Meski menjelajah sendirian, Lorian mengaku tak begitu merasa kesepian. Ia biasanya mencari kenalan melalui aplikasi Couchsurfing. Ia menggunakan fitur Hangouts untuk mencari teman nongkrong. Ia lalu akan menyepakati pertemuan di suatu tempat. Terkadang teman baru juga ia dapatkan dari saling sapa di warung makan. “Dari cuma duduk di samping jadi ngobrol,” tuturnya.
Sepulang dari lima negara di Asia Tenggara, Lorian mengunggah dokumentasi perjalanannya di media sosial. Tak dinyana, popularitas video-videonya meledak. Jumlah pengikutnya terus bertambah hingga kini mencapai 138 ribu. Berbagai tawaran kerja sama dari jenama hingga instansi pemerintah pun masuk. Penghasilannya sebagai kreator konten dapat mencukupi kebutuhannya dan membiayai perjalanan solo berikutnya, antara lain ke Korea Selatan, Cina, dan India.
Bagi Lorian, perjalanan solo membuatnya menjadi pribadi yang lebih berani dan cermat memilih teman.

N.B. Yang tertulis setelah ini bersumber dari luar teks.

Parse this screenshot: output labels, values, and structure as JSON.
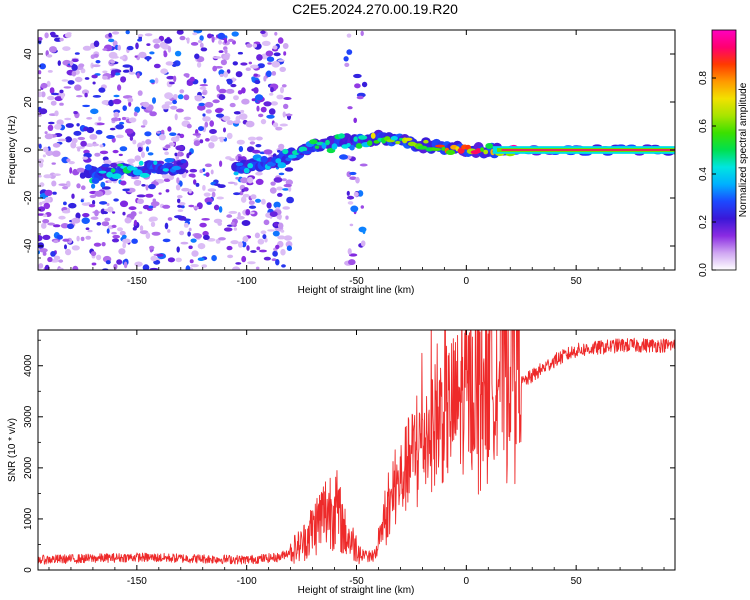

Karena cukup sering berkenalan spontan dengan orang asing, ia mengaku instingnya terasah untuk mengetahui mana yang bisa dijadikan teman. Khususnya bagi perempuan, ada saja laki-laki yang mengajak berkenalan karena ingin berkencan. Untuk menjaga diri, Lorian selalu berupaya dalam keadaan sadar ketika bersosialisasi dengan orang asing. Ketika minum minuman beralkohol, misalnya, ia akan membatasi diri agar tidak sampai mabuk.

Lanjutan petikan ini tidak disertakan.